The unparalleled ferocity of the 2008 credit crunch, and the world-wide contraction of activity and trade which resulted, has spawned an altogether new variety of ‘whodunnit’ literature. Indeed, booksellers’ shelves are now groaning under the weight of books analysing and dissecting what went wrong and who was to blame for the parlous state in which global business found itself just over two years ago.
Understandably so. The economic and financial disaster of 2008-9 had been generally unexpected. And the shock imparted by this cataclysmic event was all the greater insofar as it was preceded by the extraordinary hubris of the ‘Great Moderation’ and the unbridled optimism displayed by the financial markets.

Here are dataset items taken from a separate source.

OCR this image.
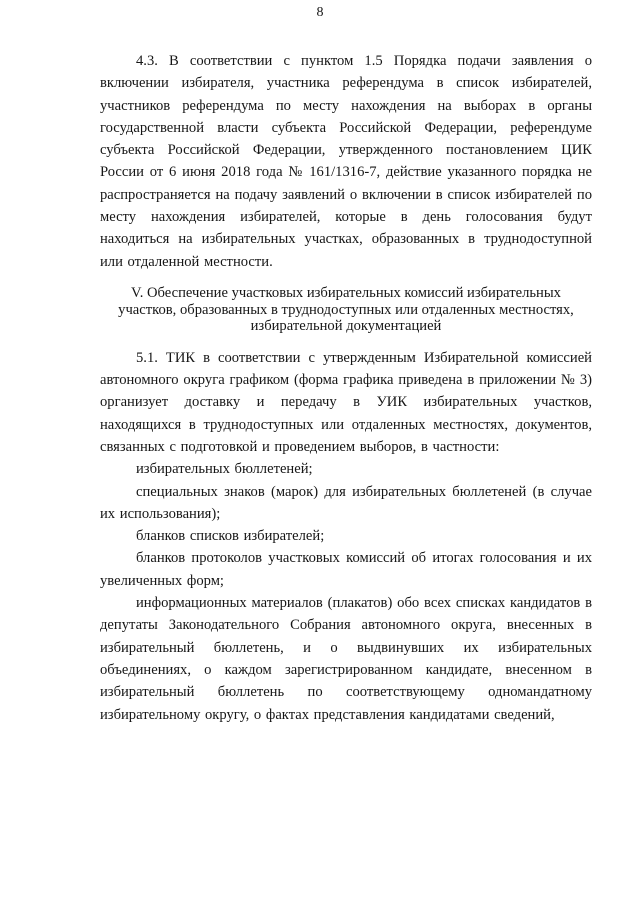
8

4.3. В соответствии с пунктом 1.5 Порядка подачи заявления о включении избирателя, участника референдума в список избирателей, участников референдума по месту нахождения на выборах в органы государственной власти субъекта Российской Федерации, референдуме субъекта Российской Федерации, утвержденного постановлением ЦИК России от 6 июня 2018 года № 161/1316-7, действие указанного порядка не распространяется на подачу заявлений о включении в список избирателей по месту нахождения избирателей, которые в день голосования будут находиться на избирательных участках, образованных в труднодоступной или отдаленной местности.

V. Обеспечение участковых избирательных комиссий избирательных участков, образованных в труднодоступных или отдаленных местностях, избирательной документацией

5.1. ТИК в соответствии с утвержденным Избирательной комиссией автономного округа графиком (форма графика приведена в приложении № 3) организует доставку и передачу в УИК избирательных участков, находящихся в труднодоступных или отдаленных местностях, документов, связанных с подготовкой и проведением выборов, в частности:

избирательных бюллетеней;

специальных знаков (марок) для избирательных бюллетеней (в случае их использования);

бланков списков избирателей;

бланков протоколов участковых комиссий об итогах голосования и их увеличенных форм;

информационных материалов (плакатов) обо всех списках кандидатов в депутаты Законодательного Собрания автономного округа, внесенных в избирательный бюллетень, и о выдвинувших их избирательных объединениях, о каждом зарегистрированном кандидате, внесенном в избирательный бюллетень по соответствующему одномандатному избирательному округу, о фактах представления кандидатами сведений,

Equally understandably, the majority of this post-mortem literature has concluded on a forward-looking note, asking what should be done to prevent a repetition of such a disaster in future years. And other books, of course, have made this ‘what should be done’ question their major concern. A Call For Judgement is very much in the latter vein.
On this reformist score, much advocacy has focused upon the need to eliminate, or at least reduce, the ‘global imbalances’ which are reckoned to have played a key role in laying the ground for the crisis; on the necessity for policy makers to identify and act to restrain speculative asset price bubbles; and on the desirability of developing a range of effective ‘early-warning’ indicators which will warn of trouble ahead.

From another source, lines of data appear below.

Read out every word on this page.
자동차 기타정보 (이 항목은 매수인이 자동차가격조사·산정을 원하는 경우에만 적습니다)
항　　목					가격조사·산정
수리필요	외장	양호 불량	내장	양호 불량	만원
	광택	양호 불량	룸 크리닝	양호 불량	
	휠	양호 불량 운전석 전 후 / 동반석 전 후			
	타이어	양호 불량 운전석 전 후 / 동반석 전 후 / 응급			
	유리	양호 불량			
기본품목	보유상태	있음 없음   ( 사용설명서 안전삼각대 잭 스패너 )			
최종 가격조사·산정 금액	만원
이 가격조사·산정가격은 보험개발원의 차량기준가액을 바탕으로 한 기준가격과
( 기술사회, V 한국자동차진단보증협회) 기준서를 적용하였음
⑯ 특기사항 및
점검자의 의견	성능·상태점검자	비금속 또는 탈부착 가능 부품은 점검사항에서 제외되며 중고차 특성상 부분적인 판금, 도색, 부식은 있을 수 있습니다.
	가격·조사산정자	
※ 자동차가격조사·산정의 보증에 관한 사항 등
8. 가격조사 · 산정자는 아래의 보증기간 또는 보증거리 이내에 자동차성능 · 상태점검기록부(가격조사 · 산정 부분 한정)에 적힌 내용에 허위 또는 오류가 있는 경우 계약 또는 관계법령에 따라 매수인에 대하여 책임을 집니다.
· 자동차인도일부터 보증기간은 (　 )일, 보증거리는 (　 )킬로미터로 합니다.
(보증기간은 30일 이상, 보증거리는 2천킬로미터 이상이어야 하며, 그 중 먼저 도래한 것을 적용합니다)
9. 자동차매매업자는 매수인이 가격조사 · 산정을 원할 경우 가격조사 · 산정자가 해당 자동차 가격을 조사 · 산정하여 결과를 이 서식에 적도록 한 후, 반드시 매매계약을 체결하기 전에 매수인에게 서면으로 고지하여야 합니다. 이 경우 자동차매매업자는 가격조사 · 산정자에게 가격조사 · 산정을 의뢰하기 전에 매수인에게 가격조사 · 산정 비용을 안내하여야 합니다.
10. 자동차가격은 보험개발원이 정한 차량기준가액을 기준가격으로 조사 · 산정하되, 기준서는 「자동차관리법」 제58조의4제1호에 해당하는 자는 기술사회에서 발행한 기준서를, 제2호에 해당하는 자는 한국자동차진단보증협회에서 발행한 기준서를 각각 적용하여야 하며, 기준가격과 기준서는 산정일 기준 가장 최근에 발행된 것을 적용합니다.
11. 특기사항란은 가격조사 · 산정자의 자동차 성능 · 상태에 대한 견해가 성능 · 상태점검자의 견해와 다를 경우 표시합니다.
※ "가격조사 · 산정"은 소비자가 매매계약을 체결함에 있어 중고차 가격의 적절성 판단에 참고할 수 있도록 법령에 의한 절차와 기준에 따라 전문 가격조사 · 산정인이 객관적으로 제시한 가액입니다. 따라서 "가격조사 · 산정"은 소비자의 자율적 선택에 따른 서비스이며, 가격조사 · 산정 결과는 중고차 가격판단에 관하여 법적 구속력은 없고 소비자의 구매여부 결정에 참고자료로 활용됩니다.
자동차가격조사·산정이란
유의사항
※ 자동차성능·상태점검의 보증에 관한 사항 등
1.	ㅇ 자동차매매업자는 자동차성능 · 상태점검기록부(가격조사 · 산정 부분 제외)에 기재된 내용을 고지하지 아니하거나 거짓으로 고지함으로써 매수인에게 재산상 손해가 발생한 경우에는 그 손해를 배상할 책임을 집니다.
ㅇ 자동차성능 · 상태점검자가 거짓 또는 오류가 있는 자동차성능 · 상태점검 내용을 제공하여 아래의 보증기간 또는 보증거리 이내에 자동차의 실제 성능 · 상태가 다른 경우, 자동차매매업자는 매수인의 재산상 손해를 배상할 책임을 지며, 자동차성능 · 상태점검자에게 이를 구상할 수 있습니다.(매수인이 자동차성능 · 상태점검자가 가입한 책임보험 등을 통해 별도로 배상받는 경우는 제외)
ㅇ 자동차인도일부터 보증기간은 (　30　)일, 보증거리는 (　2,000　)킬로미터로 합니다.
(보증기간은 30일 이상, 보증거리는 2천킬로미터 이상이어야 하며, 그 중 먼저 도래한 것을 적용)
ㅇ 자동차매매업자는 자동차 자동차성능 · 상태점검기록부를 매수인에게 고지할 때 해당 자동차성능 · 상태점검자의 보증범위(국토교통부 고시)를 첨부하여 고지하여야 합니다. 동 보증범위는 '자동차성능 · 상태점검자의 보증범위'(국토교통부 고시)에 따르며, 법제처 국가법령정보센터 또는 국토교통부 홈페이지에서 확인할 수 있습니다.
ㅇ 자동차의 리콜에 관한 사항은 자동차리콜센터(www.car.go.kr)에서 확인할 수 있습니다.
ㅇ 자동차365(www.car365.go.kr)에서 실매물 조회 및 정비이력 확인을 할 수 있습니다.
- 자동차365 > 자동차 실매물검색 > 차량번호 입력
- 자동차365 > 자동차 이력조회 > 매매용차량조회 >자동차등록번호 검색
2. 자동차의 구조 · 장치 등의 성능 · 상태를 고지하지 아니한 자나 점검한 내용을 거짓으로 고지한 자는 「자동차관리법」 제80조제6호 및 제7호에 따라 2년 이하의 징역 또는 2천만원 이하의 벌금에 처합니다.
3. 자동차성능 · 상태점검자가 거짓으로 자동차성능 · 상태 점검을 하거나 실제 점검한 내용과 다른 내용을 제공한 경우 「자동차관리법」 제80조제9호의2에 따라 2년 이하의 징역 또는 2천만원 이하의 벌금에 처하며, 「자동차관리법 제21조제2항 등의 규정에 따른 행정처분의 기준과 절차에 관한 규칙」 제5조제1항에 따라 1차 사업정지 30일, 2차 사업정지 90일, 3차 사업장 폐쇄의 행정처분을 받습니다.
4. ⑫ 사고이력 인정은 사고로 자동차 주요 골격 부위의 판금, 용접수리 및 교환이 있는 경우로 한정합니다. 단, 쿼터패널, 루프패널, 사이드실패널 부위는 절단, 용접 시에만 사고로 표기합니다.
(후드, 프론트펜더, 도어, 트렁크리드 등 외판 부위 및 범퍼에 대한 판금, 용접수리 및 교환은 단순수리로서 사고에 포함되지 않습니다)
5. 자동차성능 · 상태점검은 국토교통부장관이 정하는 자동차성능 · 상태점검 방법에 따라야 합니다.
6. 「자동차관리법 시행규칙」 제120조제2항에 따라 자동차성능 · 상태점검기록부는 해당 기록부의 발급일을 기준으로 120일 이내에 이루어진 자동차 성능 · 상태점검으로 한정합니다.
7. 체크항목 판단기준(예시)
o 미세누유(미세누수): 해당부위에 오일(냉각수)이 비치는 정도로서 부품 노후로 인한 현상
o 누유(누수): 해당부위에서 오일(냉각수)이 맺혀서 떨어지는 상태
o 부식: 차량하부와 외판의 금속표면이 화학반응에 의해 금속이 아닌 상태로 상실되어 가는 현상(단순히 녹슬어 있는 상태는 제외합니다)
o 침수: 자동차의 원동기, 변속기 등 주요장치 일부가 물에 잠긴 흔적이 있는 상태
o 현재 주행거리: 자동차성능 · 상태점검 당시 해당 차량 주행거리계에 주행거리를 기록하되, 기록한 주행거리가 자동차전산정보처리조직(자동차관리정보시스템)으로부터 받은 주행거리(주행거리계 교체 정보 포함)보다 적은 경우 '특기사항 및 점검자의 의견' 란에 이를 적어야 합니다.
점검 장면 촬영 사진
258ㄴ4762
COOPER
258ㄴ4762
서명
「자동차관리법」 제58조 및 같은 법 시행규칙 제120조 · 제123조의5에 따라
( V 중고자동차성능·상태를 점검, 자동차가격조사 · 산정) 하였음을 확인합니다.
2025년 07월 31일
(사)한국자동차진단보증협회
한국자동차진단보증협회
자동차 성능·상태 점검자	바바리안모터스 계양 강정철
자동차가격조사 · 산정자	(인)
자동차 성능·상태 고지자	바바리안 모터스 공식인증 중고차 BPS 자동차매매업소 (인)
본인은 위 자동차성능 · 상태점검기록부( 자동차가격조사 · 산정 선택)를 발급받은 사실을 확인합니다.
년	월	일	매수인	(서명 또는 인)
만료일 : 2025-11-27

It has, however, been the extraordinary malfunctioning of the financial system – which had been previously imagined to have had robust foundations – which has received the lion’s share of the reformist attention. The behaviour of investment bankers, central bankers, rating agencies and regulators has been widely derided, with the ‘light-touch’ regulatory regimes which previously prevailed now regarded as amazingly naive. So far, however, the steps taken to improve banks’ balance sheets, to limit excessive risk-taking and to ensure the future good behaviour and resiliency of banking systems have been pretty limited, to say the least. The bankers have played what initially looked to be an exceptionally weak hand with great skill. And the widely- expected populist backlash against the workings and dire consequences of the financial ancien regime has been conspicuous by its absence – to the puzzlement of many, including myself.
A Call For Judgement makes a significant contribution to the reformist debate, arguing that the changes propose and implanted so far – or ‘technical tweaks’, as the author so aptly describes them – are woefully inadequate to tame future excesses and thereby reduce the risk of another financial crisis in coming years and that much more substantive changes are, therefore, necessary.
In this latter regard, Bhidé takes a stand with other forthright critics of inadequate banking reform – whether Paul Volcker, Joseph Stiglitz, Simon Johnson, Mervyn King or John Kay – and makes his own controversial and indeed heavyweight contribution to the debate, taking as his starting-point the premise that: “Finance has been on the wrong trajectory for more than half a century: its defects derive from academic theories and regulatory structures whose origins date back to the 1930s”.
Much of this fairly lengthy book is devoted to an historical analysis of how the current state of play came about and a tightly-argued exposition of the current system’s faults and failings. Bhidé concludes, however, by offering several critical policy prescriptions which comprise in toto a fundamental, ‘root and branch’ re-ordering of how our financial system is organised and operates.
I greatly enjoyed this book. It covers a lot of ground and might, therefore, seem daunting. Significantly, though, I found it an increasingly compelling read and concluded that it delivers an impressive and valuable contribution to what ought to remain an absolutely central issue from the perspective of the proper functioning of the ‘plumbing’ of our economic system and, therefore, our future well-being.